Straight and true ran the good mare, but at the last jump a long-headed monster left the ground behind her and landed ahead.
Cousin Tom had finished with a whip that carried Calamity a good length into the lead before the finish—a good length and going away!
CALAMITY was lumbering to an awkward halt as Tiptoe pulled up in the rear. Dave took her on into the open barn and rubbed her down in a stall. He only straightened for a moment when he heard the regular beating of departing hoofs outside.
As he got into the house he heard the tuneless voice of Cousin Tom singing. Tom, with a bottle and a glass, stood at the door from the kitchen to the rear hall.

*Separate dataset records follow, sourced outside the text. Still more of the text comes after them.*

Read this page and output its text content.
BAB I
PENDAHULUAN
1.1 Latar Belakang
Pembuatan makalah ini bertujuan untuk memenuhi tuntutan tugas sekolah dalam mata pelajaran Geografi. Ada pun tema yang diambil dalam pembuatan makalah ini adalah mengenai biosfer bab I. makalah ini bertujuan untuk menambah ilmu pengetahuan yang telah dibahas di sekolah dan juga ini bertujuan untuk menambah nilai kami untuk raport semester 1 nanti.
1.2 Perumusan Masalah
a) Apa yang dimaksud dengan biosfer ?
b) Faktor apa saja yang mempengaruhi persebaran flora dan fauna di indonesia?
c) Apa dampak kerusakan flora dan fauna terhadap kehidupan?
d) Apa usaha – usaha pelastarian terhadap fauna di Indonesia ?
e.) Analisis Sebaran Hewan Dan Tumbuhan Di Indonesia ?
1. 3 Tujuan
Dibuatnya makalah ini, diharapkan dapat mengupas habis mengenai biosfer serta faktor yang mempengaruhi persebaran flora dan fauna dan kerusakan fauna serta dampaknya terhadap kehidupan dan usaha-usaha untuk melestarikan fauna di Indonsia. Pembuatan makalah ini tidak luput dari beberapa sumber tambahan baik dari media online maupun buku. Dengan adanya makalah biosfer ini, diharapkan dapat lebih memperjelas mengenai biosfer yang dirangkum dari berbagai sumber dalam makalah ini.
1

"That's what you're going to ride—Calamity," said Tom. "He's your mount in the Chester Cup. To hell with that mare. Take her home tomorrow."
In the great, bony face of Cousin Tom there was only one loose feature, and that was the mouth, which was now stretched wide and discolored by the hugeness of his grin. Dave stared at him.
"Why," said Dave, "I've promised Molly Apperson I'd ride Tiptoe!"
"You take that mare back home tomorrow," commanded Tom shortly.
"I can't do it, Tom. I promised Molly. And Tiptoe—"
"Get out of my sight and into your bed!" shouted Tom. His mouth stretched wider than ever, in a grimace. The knees of Dave turned to water. He got up the stairs by pulling with one hand against the rail of the banisters. Afterwards, lying in bed, he dreamed of that day when he would stand face to face with Cousin Tom and strike him with words as with whips.
It was a clean autumn sky that he had over his head the next morning; and he rode the bay gelding, Cold Comfort, leading Tiptoe, and took that winding road towards the Apperson estate. His only hope was that Molly would not be at home. Then he could leave the mare and a note for its owner, and hurry away.
In fact, Molly was not there, but when he brought Tiptoe into the yard Colonel Apperson was at hand with tall young Philip Worthing, who, rumor said, would surely marry Molly Apperson. Worthing merely nodded at the cousin of Tom Reynolds, but the Colonel shook hands.
"I'm glad to see you, Dave," he said. "I was—"
"Have you brought the mare back to show Molly how she's coming along?" broke in Philip Worthing.
"I brought her back to Molly because I can't ride her," said Dave. He added, miserably: "Tom won't let me! He has another horse which I have to ride."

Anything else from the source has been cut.